4 tablespoons Extra virgin olive oil
1 teaspoon White wine vinegar
1 teaspoon Dijon mustard
1 teaspoon Fine sea salt

  1. With a sharp knife cut away the ends of the orange, then remove just the peel; be careful to cut away as little flesh as possible.
  2. Cut along each side of the membrane that divides the orange, remove the seeds and cut each segment in three parts crosswise, set aside.
  3. In a large pot, bring 1 1/2 gallons of water to a rolling boil. 
  4. Add the coarse sea salt (4 tablespoons) then add the pasta and cook until al dente. 
  5. Drain well in a colander.
  6. Put pasta in a bowl and toss with 3 tablespoons extra virgin olive oil, then lay the pasta on a sheet of greaseproof paper to cool overnight.

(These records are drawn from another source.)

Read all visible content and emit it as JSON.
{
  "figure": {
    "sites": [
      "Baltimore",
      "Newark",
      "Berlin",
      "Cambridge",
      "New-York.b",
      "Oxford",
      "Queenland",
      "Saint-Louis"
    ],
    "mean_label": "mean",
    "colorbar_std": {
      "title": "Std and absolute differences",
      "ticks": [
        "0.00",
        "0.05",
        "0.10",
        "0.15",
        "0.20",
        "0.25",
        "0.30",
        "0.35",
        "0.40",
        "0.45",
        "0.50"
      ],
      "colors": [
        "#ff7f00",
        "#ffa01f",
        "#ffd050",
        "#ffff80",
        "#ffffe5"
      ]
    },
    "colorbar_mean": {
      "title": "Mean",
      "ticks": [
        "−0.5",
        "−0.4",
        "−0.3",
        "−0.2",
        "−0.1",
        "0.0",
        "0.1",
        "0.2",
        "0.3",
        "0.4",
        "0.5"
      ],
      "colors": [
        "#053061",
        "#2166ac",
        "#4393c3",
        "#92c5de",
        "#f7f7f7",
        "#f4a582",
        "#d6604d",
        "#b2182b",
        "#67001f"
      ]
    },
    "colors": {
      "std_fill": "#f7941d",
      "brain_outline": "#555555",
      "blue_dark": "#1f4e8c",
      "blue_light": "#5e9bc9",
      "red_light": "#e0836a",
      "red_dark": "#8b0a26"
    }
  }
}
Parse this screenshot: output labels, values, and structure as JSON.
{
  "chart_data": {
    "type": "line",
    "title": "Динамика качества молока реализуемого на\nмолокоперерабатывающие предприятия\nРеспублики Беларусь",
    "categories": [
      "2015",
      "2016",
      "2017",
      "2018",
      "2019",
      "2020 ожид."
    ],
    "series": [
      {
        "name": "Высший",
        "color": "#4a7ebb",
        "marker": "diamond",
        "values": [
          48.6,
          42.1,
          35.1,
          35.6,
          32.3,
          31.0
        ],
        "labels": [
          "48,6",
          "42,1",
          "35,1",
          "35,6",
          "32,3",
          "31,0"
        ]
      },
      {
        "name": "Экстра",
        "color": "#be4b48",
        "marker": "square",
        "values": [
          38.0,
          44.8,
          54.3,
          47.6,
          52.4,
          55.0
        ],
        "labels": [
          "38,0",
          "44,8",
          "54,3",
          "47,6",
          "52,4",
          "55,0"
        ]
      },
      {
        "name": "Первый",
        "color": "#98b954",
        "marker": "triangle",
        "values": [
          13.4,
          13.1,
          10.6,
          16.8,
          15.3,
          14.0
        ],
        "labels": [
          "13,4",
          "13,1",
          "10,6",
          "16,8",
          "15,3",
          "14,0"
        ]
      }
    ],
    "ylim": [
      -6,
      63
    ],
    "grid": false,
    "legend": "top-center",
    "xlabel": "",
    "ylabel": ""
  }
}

  7. In a large bowl, combine cooled pasta, anchovies, pine nuts, orange pieces, mozzarella, capers, and raisin, mix well.
  8. In a small bowl combine yogurt, basil, mint, and chives, set aside.
  9. Just before serving, prepare the vinagrette by combining vinegar, mustard, and salt.
  10. Gradually whisk in the oil, then add to the yogurt mixture and mix well.
  11. Before serving pour the vinaigrette over the salad and gently toss.